Com a mudança, realizada na lei em vigência n° 14.443 de 2022, a autorização do cônjuge foi retirada, e a idade mínima caiu para 21 anos de idade, entre outras alterações feitas, facilitaram o acesso ao procedimento cirúrgico.

“Foi uma quebra desse entrave, dando um acesso maior a essas mulheres que queriam realizar o procedimento”, comentou a gerente de saúde.

Além do acesso a laqueadura, a SES informa que outros métodos também são feitos pelo Sistema Único de Saúde (SUS), tanto pelo município quanto pelo Estado.

A macrorregião de Campo Grande é a que mais realiza procedimentos, sendo 1.977 apenas no ano passado, enquanto as outras, de Dourados, Três Lagoas e Corumbá, ficaram com 1.160 cirurgias, 492 e 199, respectivamente.

Os índices também foram aumentando anualmente, mesmo antes da mudança na lei, mas de uma maneira mais lenta.

Em 2020, Mato Grosso do Sul teve 1.259 laqueaduras realizadas no Estado, em 2021, o número subiu para 1.408 procedimentos, um aumento de apenas 11%.

Outros métodos

A SES, apesar de não realizar o implante de outros métodos contraceptivos, como o subdérmico liberador de etonogestrel, conhecido como chip anticoncepcional, e o Dispositivo Intra-Uterino (DIU), aponta que fornece auxílio aos municípios através de materiais e apoio científico, por exemplo.

No entanto, apesar do fornecimento, o Sistema de Informações Hospitalares do SUS, do Ministério da Saúde, aponta que o número de procedimentos de inserção de DIU, tanto em ambulatório quanto no hospital, caiu no Estado, após três anos de crescimento.

Em 2020, foram 1.727 procedimentos em todas as quatro macrorregiões de saúde do Estado, em 2021, esse índice aumentou para 2.618, em 2022 foi para 2.497 inserções, e em 2023, caiu para 1.975.

Este ano, foram realizados, até o último dia 25 de abril, 140 procedimentos no Estado. A SES informa que esses dados são enviados pelas secretarias, já que os municípios que são responsáveis pela inserção desse método.

A quantidade de implantes subdérmicos, o chip anticoncepcional, é menor que a de DIU, tendo sido realizados 12 implantes em 2022, 36 em 2023 e 11 este ano.

Para a gerente técnica de Saúde da Mulher da Secretaria Municipal de Saúde de Campo Grande (Sesau), Esthefani Uchôa, a diferença entre os dados se dá pelo público que os diferentes métodos são recomendados.

“Diante da variedade de métodos contraceptivos que temos na rede, cada um tem sua indicação muito particular, porque, é conforme a individualidade da mulher, e alguns, possuem critérios mais específicos”, relata Esthefani.
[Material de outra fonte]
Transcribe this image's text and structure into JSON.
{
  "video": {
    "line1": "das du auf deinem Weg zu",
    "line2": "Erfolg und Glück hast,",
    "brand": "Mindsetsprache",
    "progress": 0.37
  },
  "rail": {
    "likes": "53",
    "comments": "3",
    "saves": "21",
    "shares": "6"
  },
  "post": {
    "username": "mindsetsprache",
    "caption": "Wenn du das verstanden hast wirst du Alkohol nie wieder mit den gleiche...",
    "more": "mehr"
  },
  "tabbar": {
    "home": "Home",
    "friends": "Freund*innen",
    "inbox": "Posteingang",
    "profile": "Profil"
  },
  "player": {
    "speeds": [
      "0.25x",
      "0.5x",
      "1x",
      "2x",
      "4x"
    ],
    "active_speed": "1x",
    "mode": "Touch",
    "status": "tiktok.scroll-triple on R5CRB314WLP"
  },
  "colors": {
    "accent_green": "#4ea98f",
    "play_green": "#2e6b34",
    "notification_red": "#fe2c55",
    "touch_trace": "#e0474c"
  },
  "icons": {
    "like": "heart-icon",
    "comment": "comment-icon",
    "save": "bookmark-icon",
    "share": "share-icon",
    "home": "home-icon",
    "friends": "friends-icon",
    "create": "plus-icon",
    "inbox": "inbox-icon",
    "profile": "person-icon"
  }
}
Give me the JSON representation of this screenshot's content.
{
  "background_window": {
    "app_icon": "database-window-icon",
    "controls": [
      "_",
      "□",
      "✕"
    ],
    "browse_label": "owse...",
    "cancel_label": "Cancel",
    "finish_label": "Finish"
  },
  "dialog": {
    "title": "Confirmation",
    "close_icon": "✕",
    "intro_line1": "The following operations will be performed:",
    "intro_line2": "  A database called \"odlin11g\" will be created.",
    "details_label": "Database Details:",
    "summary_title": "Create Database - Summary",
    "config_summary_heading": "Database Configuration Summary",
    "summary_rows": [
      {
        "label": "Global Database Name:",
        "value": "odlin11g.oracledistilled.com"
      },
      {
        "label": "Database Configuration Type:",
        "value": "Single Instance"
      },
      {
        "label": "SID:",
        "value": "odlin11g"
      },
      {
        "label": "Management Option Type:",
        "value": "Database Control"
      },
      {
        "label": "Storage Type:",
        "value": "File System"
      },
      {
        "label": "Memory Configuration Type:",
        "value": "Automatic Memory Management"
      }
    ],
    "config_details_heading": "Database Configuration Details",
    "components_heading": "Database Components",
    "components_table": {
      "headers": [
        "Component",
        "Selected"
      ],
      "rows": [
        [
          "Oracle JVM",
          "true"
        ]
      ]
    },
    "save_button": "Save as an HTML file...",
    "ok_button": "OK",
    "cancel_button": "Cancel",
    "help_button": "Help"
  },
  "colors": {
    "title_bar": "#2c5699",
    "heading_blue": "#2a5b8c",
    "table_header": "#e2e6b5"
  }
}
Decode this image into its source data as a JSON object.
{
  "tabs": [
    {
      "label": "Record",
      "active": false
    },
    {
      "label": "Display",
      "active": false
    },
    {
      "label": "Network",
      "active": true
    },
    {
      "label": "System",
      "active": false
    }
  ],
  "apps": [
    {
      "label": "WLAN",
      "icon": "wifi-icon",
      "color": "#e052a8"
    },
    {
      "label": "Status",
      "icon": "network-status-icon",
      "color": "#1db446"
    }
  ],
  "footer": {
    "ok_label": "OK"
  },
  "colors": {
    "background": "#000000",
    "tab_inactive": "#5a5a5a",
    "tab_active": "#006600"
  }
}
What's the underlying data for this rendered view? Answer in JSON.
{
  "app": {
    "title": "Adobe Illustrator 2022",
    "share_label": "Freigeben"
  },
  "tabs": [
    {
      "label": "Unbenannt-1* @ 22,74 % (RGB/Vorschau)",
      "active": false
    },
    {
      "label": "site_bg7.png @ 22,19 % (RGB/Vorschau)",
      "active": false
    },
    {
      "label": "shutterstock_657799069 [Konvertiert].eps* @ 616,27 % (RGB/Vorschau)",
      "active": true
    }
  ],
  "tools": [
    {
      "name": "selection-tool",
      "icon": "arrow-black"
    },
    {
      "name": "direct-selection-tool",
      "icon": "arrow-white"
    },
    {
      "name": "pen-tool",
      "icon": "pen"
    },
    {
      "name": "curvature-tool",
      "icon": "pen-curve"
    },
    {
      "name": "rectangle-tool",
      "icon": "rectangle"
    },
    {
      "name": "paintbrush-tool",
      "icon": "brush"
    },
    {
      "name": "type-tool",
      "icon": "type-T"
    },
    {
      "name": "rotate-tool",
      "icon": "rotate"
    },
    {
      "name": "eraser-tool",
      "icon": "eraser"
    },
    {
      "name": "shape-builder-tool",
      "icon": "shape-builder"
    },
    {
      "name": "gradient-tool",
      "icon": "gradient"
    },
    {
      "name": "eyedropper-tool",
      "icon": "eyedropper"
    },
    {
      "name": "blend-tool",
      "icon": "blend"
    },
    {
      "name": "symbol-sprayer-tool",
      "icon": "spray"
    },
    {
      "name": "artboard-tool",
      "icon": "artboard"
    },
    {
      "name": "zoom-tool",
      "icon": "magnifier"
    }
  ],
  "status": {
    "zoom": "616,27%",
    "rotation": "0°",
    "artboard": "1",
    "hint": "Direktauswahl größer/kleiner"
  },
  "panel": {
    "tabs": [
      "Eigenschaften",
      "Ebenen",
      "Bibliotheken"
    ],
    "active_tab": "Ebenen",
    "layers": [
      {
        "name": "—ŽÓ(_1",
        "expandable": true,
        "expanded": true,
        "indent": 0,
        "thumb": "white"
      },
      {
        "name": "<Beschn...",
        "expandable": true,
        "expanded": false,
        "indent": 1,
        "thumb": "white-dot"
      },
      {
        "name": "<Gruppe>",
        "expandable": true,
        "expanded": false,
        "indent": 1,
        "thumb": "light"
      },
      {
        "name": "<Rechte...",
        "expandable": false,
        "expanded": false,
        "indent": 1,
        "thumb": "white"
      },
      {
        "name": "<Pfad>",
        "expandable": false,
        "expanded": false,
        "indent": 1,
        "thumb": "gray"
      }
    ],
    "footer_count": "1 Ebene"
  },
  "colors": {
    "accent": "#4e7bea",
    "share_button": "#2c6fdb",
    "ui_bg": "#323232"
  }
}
A respeito do implante do chip, por exemplo, a Sesau informa que é recomendado para adolescentes, de 10 a 19 anos, mulheres com trombofilias, com dependência química, antecedente pessoal de tromboembolismo, portadoras do vírus HIV, mulheres que realizaram cirurgia bariátrica em período igual ou inferior a dois anos, diabéticas há mais de 20 anos, entre outras.

Em relação ao DIU, a gerente aponta que o acesso é vasto, não há falta do dispositivo e desde março deste ano, a Sesau tem realizado o procedimento em todos os distritos sanitários, com o Circuito de Atendimento à Mulher, mutirão que oferta a inserção do método contraceptivo nas regiões mais vulneráveis da Capital.

“Acredito que tínhamos que melhorar a educação em saúde sobre os métodos contraceptivos, porque, como são vários, fica-se sempre focado em um, e acaba que a mulher mal sabe que as vezes o que ela quer, não é o que o corpo irá aceitar por exemplo”, informou a gerente.

O aumento de laqueaduras, a diversificação e oferta de métodos anticoncepcionais está relacionado também a outro índice, de queda na taxa de natalidade brasileira.

Dados do Instituto Brasileiro de Geografia e Estatística (IBGE) apontam que em 2022 foram 2.537.078 nascimentos no país, índice menor que em 2021, que foi de 2.630.703, e a quarta queda consecutiva.

A taxa de fecundidade também está menor, sendo de 1,62. Ou seja, normalmente, as mulheres estão tendo apenas um filho.